A partir de ese momento, y con las intervenciones en Afganistán (2001) e Iraq (2003), la construcción del Estado pasó a formar parte de las estrategias para la consolidación de la paz. La fragilidad estatal fue vista como una fuente de inestabilidad y un obstáculo para la eficiente canalización de la ayuda internacional, por lo que la generación de capacidades estatales se vislumbró también como una dimensión fundamental de la ayuda al desarrollo, lo cual sirvió para poner en una misma perspectiva la proyección exterior de los principales gobiernos occidentales y las políticas de las agencias internacionales de asistencia para el desarrollo. El atractivo de ese enfoque radicaba en la suposición de que la construcción del Estado ofrecía la posibilidad de integrar las políticas de desarrollo y la prevención de conflictos en una misma estrategia la seguridad (Boege et al. 2008, 2).
Ese interés promovió la publicación de una amplia literatura sobre el tema que, de diversas maneras, coincidía con la apreciación de Fukuyama (2004, 120) de que aprender a instrumentar de la mejor manera las estrategias de state-building resultaba fundamental para el futuro del orden mundial. Sin embargo, la mayor parte de la literatura de la primera década de 2000 compartió varias limitaciones importantes. Aunque coincidía en la relevancia de construir instituciones nuevas o reconstruir o apuntalar las ya existentes como el objetivo central para una mejor gobernanza en los estados frágiles (Fukuyama 2004, ix; Chandler 2006, 1; Chappuis y Hänggi 2009, 33; Heupel 2009, 59), la diversidad de enfoques y modos de hacerlo contribuyó poco a su clarificación conceptual y estratégica (Chandler 2009, 13). Como reconoció Mearsheimer (2005, 238) a propósito de Iraq: “no hay buenas teorías que expliquen cómo tener éxito en la construcción del Estado”.
Asimismo, la construcción del Estado se abordó desde una perspectiva más técnica y procedimental que política, y se enfocó en las funciones y las características que debía cumplir la estatidad para superar su fragilidad. Las recomendaciones en cuanto a la cantidad de atributos necesarios para fortalecer la capacidad del Estado y hacerlo aprovechable variaban de seis (Meierhenrich 2004) a diez (Ghani, Lockhart y Carnahan 2006).1 Esa orientación tecnocrática apuntaba, además, a la estandarización normativa del modelo de estado liberal weberiano como única solución para los países con graves problemas de gobernabilidad o que, como en el caso de Afganistán, salían de un largo periodo de conflicto armado. La visión de un Estado con el andamiaje procedimental del modelo liberal democrático marcó así el itinerario que siguieron las políticas de state-building en Afganistán, Iraq y otras partes del mundo durante la primera década del siglo XXI.

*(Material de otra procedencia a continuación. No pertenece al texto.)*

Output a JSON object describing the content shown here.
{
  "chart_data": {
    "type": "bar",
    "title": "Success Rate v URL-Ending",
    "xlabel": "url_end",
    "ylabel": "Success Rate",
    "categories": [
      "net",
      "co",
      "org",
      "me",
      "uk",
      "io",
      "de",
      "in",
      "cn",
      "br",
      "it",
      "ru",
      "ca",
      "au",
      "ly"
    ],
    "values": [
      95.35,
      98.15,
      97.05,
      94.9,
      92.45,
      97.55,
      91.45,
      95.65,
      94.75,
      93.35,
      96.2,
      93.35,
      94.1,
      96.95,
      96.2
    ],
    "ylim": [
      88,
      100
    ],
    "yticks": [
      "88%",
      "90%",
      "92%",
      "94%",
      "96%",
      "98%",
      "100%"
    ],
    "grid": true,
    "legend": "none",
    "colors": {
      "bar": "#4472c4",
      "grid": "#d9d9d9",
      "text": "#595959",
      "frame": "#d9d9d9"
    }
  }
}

El supuesto de que las normas de la estatidad democrática podían difundirse o trasplantarse exitosamente como parte de la globalización en curso llevó a que las estrategias de state-building centraran su atención casi exclusivamente en los aportes de los contribuyentes externos y en políticas centralizadas de arriba abajo, sin prestar atención a la naturaleza diversa de la propiedad local o considerándola un factor negativo (Boege et al. 2008, 11), si bien en los hechos tuvieron que lidiar con sus propios sesgos e interactuar con complejas dinámicas locales (Mac Ginty y Richmond 2016, 222) que dejaban entrever la necesidad de una correspondencia entre las instituciones del Estado y las condiciones políticas, económicas y socioculturales locales (Kaplan 2008).

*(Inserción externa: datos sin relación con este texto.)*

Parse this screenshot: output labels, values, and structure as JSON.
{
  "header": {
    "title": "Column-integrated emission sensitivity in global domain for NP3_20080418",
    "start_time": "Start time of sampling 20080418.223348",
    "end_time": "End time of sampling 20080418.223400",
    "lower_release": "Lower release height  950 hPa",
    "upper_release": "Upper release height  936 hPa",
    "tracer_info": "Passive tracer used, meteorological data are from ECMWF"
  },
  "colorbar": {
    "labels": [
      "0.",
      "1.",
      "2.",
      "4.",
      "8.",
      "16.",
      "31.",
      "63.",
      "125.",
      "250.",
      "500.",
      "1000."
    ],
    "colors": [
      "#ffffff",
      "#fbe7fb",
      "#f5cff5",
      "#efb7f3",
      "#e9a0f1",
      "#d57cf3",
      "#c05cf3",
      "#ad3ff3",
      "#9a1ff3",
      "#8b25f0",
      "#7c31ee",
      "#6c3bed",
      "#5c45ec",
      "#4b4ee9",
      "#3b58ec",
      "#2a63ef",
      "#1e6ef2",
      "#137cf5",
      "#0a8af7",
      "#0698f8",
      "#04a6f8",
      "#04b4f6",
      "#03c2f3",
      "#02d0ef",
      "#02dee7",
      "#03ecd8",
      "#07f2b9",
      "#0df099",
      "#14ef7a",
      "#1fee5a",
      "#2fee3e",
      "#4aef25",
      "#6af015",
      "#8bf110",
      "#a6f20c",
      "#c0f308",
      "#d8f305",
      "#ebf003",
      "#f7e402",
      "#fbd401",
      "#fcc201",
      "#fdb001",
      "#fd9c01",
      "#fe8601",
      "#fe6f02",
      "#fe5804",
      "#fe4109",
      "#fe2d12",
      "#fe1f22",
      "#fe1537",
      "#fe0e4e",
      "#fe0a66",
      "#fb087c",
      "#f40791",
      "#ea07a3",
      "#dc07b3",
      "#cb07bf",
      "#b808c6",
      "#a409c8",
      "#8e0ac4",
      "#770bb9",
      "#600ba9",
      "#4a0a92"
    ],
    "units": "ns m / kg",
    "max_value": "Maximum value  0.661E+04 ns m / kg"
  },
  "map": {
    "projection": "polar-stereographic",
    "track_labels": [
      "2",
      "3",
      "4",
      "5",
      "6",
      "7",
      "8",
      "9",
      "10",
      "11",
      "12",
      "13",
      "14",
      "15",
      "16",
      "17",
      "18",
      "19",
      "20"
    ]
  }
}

Las dificultades para instrumentalizar el modelo liberal de state-building en situaciones concretas dio paso a una creciente corriente crítica en la literatura interesada en destacar las formas en que los actores locales reaccionan, resisten e incluso remodelan las políticas liberales de los constructores internacionales, y contribuyen a la formación de órdenes híbridos (Boege et al. 2008; Mac Ginty 2010; Belloni 2012; Richmond y Mitchell 2012; Millar 2014; Brown 2017) como resultado de esa interacción. El concepto de hibridez o hibridación pasó a ocupar un lugar central para denotar “la mezcla de agendas, ideas, instituciones y estructuras de autoridad internacionales/liberales y locales/no liberales” (Hameiri y Jones 2017, 55).

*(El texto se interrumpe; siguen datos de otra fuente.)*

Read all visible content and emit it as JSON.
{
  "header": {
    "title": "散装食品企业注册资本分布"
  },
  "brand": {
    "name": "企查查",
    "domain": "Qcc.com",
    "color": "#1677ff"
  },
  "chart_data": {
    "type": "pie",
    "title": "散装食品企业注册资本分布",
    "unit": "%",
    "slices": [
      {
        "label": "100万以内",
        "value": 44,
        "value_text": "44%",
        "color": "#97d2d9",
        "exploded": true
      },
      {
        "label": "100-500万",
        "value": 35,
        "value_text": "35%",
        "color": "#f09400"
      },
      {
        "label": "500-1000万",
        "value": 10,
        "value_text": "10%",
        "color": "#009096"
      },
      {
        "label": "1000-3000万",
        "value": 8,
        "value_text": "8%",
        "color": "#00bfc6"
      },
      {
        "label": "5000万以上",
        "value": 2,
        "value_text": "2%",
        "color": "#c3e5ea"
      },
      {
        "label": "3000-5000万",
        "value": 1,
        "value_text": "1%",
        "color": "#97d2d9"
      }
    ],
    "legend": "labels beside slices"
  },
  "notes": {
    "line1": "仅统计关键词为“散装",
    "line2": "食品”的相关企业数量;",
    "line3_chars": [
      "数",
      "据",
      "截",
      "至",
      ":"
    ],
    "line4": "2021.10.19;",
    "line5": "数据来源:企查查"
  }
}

Los aportes de los estudiosos de la hibridez ampliaron las perspectivas sobre los procesos de state-building al cuestionar la viabilidad del modelo weberiano de construcción del Estado y contraponer el nuevo énfasis en las interacciones a los supuestos binarios anteriores de internacional/local, occidental/no occidental, liberal/no liberal o moderno/tradicional. No obstante, el auge de los estudios híbridos en la última década y sus esfuerzos por demostrar que la propiedad local es altamente agencial, estratificada y diversa (Kapleer 2014 citado por Wilcock 2021) tampoco logró librarse de una corriente crítica que puso en tela de juicio el valor de la hibridación para describir adecuadamente los efectos de las intervenciones internacionales en los contextos locales y explicar sus resultados desiguales, debido a que, en el fondo, tiende a sustituir unos binarios por otros (Hameiri y Jones 2017, 55-56), porque la esencia del concepto, en definitiva, parte del reconocimiento de dos fuerzas opuestas y relacionadas (Heathershaw 2013, 277), pensadas cada una (lo internacional-liberal y lo local-tradicional) como tipos ideales que no alcanzan a explicar la compleja diversidad de intereses y contradicciones que se manifiestan en su interior (Hirblinger y Simons 2015, 424). Así, en los últimos años aparecieron estudios que proponen ir más allá de la hibridación y analizan las interacciones entre la intervención internacional y la agencia local como una política de escalas, en la que el poder y los recursos son reasignados inevitablemente a diferentes niveles, que no son neutrales y tienen sus propias agendas e intereses (Hameiri y Jones 2017); o que recurren a la relación en redes como un concepto complementario de la hibridación para determinar la ubicación específica de los actores sociales y sus patrones de circulación en redes más amplias de interacciones (Hunt 2018; Wilcock 2021).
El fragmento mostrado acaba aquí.